In the first version it is assumed that if the keys are equal then the values are as well. In the second case, the merge function is assumed to be associative and commutative (and thus values can be combined in any order). As currently implemented there is a large amount of picking methods and lambda writing. By adding a template parameter restriction that ensures these properties we can implicitly handle these optimized merges and dispatch automatically.

This idea is not altogether new. Adding annotations to support parallelism has been examined multiple times. The issue comes down to bugs and subtle failures to satisfy the needed commutativity, independence, etc. properties. This, of course, leads to subtle bugs as in the case of special implementations of order or equality.
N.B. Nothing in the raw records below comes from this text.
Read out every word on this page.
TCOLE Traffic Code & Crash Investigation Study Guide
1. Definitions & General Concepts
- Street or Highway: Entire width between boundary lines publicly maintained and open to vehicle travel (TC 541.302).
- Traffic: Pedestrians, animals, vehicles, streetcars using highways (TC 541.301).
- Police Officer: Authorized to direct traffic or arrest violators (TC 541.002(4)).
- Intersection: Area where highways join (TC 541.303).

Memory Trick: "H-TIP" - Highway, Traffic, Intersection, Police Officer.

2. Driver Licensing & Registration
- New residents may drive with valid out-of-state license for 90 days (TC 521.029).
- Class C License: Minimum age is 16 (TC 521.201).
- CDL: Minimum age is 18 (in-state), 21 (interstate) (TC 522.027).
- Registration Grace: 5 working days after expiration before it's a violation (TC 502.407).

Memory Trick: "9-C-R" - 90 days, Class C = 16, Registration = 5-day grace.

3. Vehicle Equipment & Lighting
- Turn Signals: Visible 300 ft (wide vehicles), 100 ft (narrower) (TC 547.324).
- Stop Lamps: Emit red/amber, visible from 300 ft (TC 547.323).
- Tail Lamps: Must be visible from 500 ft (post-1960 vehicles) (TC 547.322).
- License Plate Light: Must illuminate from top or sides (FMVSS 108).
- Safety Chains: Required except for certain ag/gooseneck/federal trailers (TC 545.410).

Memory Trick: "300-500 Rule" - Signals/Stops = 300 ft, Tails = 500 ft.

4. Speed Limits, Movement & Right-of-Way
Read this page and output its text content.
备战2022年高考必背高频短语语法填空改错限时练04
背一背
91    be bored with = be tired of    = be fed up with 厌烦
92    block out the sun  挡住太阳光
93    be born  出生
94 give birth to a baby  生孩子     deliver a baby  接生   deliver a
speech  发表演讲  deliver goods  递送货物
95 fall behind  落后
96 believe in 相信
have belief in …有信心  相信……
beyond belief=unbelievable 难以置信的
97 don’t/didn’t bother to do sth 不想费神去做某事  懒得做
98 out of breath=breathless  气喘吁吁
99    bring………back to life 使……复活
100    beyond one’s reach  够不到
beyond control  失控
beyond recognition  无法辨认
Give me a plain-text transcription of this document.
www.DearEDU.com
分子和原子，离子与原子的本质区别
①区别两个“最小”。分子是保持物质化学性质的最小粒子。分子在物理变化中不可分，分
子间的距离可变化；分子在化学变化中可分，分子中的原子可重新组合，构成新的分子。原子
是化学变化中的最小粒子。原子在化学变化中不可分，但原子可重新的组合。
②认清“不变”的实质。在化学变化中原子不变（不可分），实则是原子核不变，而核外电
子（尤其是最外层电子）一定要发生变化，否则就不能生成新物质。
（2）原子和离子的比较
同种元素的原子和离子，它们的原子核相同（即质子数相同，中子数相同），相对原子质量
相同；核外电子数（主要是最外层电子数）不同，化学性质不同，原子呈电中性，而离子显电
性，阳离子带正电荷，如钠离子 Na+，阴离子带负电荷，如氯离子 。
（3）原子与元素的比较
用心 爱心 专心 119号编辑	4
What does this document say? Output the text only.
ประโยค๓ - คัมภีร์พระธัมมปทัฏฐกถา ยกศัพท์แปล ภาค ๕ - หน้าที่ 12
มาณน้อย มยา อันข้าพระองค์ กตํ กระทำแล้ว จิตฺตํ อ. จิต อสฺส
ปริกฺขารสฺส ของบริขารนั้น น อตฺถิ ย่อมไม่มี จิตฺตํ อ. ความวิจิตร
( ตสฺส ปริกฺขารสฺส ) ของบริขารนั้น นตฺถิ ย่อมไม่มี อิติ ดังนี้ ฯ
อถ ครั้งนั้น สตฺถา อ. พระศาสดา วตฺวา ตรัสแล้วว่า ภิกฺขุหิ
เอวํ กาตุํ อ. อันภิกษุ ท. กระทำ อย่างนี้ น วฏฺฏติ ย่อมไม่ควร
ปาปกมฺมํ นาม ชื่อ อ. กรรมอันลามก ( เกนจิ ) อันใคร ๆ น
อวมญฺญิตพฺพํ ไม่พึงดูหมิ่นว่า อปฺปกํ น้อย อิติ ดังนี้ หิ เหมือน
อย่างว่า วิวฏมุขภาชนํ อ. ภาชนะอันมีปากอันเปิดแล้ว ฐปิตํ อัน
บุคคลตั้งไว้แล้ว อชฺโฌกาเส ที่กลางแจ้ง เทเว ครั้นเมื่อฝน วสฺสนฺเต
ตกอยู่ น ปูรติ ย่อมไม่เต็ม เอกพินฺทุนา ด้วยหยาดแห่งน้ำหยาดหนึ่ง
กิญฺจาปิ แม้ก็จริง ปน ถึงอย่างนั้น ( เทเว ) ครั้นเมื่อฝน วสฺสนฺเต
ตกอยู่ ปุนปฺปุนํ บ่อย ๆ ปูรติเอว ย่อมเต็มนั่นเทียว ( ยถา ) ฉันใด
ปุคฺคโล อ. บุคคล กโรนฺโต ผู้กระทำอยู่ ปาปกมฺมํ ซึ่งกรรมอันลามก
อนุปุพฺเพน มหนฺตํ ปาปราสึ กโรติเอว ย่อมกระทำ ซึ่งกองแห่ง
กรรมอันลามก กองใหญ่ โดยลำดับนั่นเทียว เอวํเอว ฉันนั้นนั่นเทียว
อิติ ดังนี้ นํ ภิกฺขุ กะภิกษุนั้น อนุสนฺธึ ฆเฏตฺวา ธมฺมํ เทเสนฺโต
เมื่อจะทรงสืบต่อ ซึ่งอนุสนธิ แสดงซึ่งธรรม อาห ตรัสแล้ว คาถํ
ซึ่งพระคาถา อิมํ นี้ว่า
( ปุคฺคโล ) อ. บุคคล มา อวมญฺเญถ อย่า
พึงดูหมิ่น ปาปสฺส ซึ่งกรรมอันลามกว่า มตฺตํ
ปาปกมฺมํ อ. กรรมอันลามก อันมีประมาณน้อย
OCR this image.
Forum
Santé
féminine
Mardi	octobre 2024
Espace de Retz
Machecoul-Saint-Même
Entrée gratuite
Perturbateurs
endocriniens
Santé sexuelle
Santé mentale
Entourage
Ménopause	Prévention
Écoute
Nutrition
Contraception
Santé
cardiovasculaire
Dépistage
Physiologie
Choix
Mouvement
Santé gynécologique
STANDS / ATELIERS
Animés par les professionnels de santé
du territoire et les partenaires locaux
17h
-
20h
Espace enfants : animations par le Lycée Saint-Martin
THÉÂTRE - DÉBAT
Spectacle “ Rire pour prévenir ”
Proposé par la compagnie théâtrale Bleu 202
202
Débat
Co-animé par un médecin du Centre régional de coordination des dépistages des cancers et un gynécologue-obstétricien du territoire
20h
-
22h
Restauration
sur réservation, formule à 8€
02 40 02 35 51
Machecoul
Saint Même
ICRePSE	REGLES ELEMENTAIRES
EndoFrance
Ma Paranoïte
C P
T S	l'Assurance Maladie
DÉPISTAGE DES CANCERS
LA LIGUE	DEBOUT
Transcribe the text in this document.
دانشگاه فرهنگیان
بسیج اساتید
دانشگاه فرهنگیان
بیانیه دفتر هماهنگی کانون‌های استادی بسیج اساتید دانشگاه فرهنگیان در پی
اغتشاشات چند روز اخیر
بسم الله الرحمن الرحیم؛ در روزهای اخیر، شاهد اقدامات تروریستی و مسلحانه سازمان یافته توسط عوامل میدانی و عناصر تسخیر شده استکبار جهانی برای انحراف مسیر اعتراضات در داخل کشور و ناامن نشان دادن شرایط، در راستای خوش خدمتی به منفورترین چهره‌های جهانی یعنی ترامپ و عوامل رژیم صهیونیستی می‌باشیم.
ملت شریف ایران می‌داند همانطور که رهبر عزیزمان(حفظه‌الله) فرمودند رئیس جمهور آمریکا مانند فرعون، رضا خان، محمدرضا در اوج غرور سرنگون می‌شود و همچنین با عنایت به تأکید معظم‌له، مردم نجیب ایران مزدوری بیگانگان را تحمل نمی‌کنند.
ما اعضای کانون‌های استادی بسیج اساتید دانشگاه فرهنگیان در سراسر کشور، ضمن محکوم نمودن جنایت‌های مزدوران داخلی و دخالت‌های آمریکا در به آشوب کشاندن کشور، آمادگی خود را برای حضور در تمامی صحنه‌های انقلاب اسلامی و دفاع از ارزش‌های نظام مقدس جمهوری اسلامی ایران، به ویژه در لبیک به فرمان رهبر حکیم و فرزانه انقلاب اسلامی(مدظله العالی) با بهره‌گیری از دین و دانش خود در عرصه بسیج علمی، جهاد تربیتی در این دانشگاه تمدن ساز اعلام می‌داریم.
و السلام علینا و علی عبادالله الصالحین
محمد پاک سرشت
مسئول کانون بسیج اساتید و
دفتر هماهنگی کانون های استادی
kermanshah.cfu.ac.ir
However, Bosque has a superpower for exactly this type of situation! Bosque code (or at least smaller methods) can be statically checked to determine if a given property is satisfied. In general this is used for checking for possible runtime failures and user provided assertions. However, in special cases like this, we can write a specialized checker that verifies if user defined implementations of merge are in-fact confluent!

We define confluence as the property that for all inputs a, b, and c, the following holds – from a value lattice perspective:

merge(a, merge(b, c)) == merge(merge(a, b), c)
merge(a, b) == merge(b, a)
a < merge(a, b) /\ b < merge(a, b)

More about this later!

Roadmap

Lots of neat stuff is inbound! Cool AoT and GC system is being finished up, and amazing test-generation capabilities are on the way! Paper deadline crunch!

I’ll be updating the Bosque landing page + issue tracker with work items but the focuses will be on cleaning up these issues, some misc. language improvements, improvements to the SMT solver, and adding API specs to match the Data Specs. From this we should be able to launch some neat testing, SemVer, and Agentic AI features!